Legislation has been introduced in both chambers that seeks to dramatically reduce the bureaucratic backlogs and administrative hurdles that individual citizens and news organizations face in obtaining access to information. The Senate Judiciary Committee held a hearing on the issue in March and has already moved one piece of legislation to the floor.

But it’s not at all clear that the House had the same intention in holding the hearing Wednesday.

“We have no plans at this point to move forward on the legislation,” said Mike Hettinger, staff director for the subcommittee on government management, finance and accountability.

Hettinger said the hearing was held instead to “set the table” for consideration of the legislation that’s been introduced by Reps.
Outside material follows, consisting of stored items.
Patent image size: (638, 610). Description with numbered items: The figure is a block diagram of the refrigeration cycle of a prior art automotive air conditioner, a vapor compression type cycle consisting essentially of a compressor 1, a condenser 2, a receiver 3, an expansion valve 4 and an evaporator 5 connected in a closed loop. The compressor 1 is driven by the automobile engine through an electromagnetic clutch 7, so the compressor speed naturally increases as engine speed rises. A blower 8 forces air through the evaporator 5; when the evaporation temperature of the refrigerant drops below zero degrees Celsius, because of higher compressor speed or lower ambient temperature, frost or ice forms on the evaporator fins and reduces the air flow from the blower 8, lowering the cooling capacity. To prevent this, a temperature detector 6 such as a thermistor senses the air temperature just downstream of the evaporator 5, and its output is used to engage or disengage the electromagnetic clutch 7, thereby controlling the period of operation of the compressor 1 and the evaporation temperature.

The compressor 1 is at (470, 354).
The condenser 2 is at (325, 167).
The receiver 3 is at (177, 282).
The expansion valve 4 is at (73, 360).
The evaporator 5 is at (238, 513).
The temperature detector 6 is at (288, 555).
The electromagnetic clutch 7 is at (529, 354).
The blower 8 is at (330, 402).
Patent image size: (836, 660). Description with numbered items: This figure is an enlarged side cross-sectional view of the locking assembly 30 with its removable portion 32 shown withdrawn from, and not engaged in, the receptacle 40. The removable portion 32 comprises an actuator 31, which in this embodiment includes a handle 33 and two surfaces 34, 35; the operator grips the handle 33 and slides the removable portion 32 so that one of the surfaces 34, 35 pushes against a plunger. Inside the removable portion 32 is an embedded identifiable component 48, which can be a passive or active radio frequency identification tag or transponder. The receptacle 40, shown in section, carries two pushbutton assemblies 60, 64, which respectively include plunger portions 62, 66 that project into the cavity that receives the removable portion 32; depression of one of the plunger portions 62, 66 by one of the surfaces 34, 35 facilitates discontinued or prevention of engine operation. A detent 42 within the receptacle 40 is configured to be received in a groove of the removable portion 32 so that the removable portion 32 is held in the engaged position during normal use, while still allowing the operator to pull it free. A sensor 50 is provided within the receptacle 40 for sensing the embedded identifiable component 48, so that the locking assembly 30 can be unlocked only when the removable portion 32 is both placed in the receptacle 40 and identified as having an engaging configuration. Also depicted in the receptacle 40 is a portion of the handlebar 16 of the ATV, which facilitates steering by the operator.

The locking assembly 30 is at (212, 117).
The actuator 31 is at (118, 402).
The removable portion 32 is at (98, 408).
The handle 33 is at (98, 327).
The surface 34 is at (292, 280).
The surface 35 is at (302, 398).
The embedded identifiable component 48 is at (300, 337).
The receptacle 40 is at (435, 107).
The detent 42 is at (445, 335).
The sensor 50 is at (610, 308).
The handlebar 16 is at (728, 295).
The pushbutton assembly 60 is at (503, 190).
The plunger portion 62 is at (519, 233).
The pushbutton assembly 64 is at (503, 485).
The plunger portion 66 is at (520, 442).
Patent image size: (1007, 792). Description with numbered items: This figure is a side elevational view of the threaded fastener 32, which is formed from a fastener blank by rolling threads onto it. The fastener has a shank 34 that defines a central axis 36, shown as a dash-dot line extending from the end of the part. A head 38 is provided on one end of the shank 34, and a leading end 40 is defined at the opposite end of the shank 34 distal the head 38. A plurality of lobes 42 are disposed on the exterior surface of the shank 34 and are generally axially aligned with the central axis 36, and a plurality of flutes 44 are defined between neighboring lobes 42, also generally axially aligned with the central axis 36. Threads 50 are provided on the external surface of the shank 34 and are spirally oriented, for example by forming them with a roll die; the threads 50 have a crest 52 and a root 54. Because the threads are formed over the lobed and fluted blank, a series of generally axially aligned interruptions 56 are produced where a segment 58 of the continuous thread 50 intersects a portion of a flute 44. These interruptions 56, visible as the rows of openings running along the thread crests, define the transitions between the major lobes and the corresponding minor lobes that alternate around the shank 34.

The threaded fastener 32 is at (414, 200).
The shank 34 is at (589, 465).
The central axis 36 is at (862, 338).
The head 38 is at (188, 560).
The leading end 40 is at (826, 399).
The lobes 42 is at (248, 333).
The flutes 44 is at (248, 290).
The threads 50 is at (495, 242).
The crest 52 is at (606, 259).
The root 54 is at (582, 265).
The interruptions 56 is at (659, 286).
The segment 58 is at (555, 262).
Lamar Smith (R-Texas) and Brad Sherman (D-Calif.), as well as a measure Government Reform ranking member Henry Waxman (D-Calif.) plans to introduce this week.

“I hope the hearing wasn’t simply for show,” Waxman said in a statement afterwards. “We need tough oversight and real legislation, not drama productions.”

Lawmakers on the subcommittee, including its chairman, Rep. Todd Platts (R-Pa.), however, were focused on the myriad problems individuals have getting information from executive branch agencies and appeared willing to consider legislation that would create consequences for agencies that don’t comply with the statue. In his closing statements, Platts seemed to suggest that he supports the idea of reform.

Originally enacted in 1966, FOIA established a statutory right of public access to agency records. Sens. John Cornyn (R-Texas) and Patrick Leahy (D-Vt.), along with dozens of public interest and media organizations, have recently led a growing chorus of criticism of how the law has been implemented by the executive branch, especially since Sept. 11, 2001.

But at least prior to Wednesday’s hearing, Platts seemed equally concerned with how public access to information could possibly undermine the nation’s security. In a statement announcing the meeting, Platts wrote: “Balancing the need for open government with the need to protect information vital to national security and personal privacy is a constant struggle.”

Cornyn, Leahy, Smith and others promoting the proposed OPEN Government Act maintain that their bill adequately protects sensitive information and warn that agencies often use national security as an excuse for withholding information when the real culprit is often bureaucratic inertia.

Smith and others were optimistic that Wednesday’s hearing was the first in what they hope will be an ongoing assessment of the issues.

“I am pleased that the Government Reform Committee is addressing the Freedom of Information Act, and I believe that as a result of their studying the situation, they will see the need for the OPEN Government Act and move forward on it,” Smith said in a statement.

The Senate Judiciary panel has already held a hearing on that bill and has already passed out related legislation that would create an advisory commission on delays in processing FOIA requests. The Faster FOIA Act, also sponsored by Leahy and Cornyn, would direct the commission to report to Congress and the president on how to reduce the lengthy delays in the federal government’s handling of FOIA inquiries.

Cornyn’s efforts to promote his two bills were met with a little more resistance Wednesday on the House side, however. As a condition of the subcommittee agreeing to enter his statement into the record, Cornyn had to agree to remove some language the panel found objectionable, according to a House source.

Indeed, removed from the revised version of Cornyn’s statement was a paragraph referring to what Cornyn asserted was an inaccurate description of his legislation. The House subcommittee pointed out on its Web site that “Recent legislative proposals would make significant changes to [agency’s] exemptions [from FOIA] and create new deadlines for agency compliance.”

In his statement, Cornyn wrote: “The OPEN Government Act would not create new deadlines for agency compliance; it would simply provide additional mechanisms to enforce the deadlines long established under current law.” Cornyn added that his bill also does not alter the scope of any current exemptions.